An AP x-ray image shows a type III (supero-lateral) bipartate patella. In addition, this image also demonstrates a Segond fracture. A subsequent MRI (conducted to define the anterior cruciate ligament and not the patella) shows a normal synchondrosis with no oedema or other abnormality involving the patella. The ACL is ruptured.
This player was reassured that his patella was normal and that he had a common anatomical variant. Unfortunately, he required an ACL reconstruction and was out of football for ten months.

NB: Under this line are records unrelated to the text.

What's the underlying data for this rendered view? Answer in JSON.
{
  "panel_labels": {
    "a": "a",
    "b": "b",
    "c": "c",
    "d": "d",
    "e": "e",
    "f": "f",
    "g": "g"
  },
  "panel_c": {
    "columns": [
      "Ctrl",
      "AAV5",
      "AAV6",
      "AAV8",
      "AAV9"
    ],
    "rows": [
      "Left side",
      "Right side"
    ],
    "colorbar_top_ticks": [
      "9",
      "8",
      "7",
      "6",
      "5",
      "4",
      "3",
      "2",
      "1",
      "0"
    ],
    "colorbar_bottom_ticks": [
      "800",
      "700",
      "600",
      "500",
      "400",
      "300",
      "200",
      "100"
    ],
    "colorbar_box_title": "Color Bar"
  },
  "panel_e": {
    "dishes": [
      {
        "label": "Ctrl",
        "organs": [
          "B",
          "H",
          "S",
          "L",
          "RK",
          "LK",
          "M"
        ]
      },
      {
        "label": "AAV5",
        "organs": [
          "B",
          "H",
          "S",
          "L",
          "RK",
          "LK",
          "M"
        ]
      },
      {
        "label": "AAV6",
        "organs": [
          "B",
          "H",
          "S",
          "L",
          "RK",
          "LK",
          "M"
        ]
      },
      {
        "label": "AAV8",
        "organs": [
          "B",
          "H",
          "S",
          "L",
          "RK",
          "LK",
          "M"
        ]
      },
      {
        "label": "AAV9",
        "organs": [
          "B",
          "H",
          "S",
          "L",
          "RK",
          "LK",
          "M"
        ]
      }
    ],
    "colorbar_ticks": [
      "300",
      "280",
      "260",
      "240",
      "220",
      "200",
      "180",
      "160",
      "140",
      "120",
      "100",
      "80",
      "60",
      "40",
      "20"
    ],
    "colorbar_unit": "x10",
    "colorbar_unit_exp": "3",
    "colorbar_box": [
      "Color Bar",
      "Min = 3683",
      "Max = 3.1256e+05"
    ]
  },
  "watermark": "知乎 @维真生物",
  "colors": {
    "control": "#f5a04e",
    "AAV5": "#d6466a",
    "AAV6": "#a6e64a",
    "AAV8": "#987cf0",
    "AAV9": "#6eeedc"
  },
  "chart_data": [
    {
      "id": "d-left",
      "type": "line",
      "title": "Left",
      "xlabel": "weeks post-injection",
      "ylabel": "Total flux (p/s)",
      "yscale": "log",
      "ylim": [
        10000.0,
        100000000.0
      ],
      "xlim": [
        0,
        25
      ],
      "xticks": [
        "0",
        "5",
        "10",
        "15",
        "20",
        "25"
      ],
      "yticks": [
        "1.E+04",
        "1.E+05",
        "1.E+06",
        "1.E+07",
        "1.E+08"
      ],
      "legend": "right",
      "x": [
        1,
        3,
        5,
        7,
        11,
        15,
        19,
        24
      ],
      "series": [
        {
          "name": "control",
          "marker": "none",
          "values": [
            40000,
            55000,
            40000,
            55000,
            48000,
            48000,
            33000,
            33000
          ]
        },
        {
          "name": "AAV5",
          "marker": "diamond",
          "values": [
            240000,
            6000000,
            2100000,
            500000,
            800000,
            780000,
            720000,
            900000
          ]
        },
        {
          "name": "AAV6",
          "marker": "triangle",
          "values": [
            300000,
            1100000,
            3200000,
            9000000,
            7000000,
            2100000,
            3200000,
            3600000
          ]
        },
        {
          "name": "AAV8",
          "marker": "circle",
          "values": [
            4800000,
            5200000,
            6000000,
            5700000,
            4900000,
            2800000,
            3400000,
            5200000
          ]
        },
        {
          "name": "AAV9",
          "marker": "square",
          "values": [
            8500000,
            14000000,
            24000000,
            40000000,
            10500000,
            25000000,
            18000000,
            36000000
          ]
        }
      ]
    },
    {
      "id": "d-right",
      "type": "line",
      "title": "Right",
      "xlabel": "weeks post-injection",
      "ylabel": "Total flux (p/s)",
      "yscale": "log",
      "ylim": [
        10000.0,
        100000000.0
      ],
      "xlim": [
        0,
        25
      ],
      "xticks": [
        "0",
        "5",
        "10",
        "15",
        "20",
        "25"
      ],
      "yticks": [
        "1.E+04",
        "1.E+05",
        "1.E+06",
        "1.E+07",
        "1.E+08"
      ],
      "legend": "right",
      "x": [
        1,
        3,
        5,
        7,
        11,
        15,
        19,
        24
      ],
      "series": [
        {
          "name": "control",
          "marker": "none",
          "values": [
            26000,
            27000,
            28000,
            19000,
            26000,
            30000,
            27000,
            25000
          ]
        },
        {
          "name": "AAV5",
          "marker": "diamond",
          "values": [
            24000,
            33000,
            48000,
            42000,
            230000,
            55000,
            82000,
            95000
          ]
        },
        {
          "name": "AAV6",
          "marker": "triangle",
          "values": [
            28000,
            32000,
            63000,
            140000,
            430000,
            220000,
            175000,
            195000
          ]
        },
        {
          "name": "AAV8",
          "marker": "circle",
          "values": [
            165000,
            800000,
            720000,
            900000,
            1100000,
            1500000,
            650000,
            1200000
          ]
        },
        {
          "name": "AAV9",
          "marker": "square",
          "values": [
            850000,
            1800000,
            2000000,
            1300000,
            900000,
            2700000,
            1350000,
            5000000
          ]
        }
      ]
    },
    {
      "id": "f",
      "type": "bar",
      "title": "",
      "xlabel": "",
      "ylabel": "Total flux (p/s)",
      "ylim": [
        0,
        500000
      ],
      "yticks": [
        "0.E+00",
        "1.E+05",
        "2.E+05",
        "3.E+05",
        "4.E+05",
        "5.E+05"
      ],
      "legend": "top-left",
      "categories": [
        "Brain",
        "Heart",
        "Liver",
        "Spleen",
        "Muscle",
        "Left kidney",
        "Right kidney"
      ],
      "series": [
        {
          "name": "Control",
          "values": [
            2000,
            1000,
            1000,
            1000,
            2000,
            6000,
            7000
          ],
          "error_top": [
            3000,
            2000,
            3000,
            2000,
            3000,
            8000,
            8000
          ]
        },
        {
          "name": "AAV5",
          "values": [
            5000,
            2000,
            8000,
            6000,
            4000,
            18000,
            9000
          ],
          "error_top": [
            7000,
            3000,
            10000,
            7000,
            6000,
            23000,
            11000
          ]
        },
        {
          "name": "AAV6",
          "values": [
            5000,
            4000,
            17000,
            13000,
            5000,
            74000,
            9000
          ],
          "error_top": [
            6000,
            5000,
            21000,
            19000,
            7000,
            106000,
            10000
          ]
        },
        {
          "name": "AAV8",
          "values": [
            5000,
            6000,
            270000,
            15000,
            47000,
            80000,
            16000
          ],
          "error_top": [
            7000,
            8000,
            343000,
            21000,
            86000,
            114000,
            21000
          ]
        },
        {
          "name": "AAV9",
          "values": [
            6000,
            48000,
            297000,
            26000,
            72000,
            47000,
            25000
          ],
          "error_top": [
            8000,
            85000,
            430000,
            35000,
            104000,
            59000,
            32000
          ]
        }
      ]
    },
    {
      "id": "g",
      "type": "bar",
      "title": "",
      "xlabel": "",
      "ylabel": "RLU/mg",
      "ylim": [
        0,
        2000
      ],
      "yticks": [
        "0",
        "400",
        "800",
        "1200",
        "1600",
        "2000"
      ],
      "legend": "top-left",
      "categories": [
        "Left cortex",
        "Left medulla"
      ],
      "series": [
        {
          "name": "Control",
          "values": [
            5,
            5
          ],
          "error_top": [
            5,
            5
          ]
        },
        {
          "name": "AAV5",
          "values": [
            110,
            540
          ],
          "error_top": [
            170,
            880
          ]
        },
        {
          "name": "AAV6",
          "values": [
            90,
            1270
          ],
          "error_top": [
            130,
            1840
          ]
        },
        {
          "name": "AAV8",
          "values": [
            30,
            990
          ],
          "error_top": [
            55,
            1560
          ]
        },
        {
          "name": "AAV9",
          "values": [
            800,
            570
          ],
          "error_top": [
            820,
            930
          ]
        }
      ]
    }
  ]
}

A bipartate patella is a common incidental finding on x-ray imaging. They occur in about 3% of the general population and are bilateral in more than 50% of cases. The morphology seen in this case (type III) is the most common variant. Type I bipartate patellae involve the inferior pole (see an earlier radiology review case for an example of this) while type II patellae involve the lateral margin. In the vast majority of cases this finding does not require any further investigation or follow-up. It is unlikely to be relevant in the case of acute knee trauma. It may be more important when a player describes an insidious onset or anterior knee pain.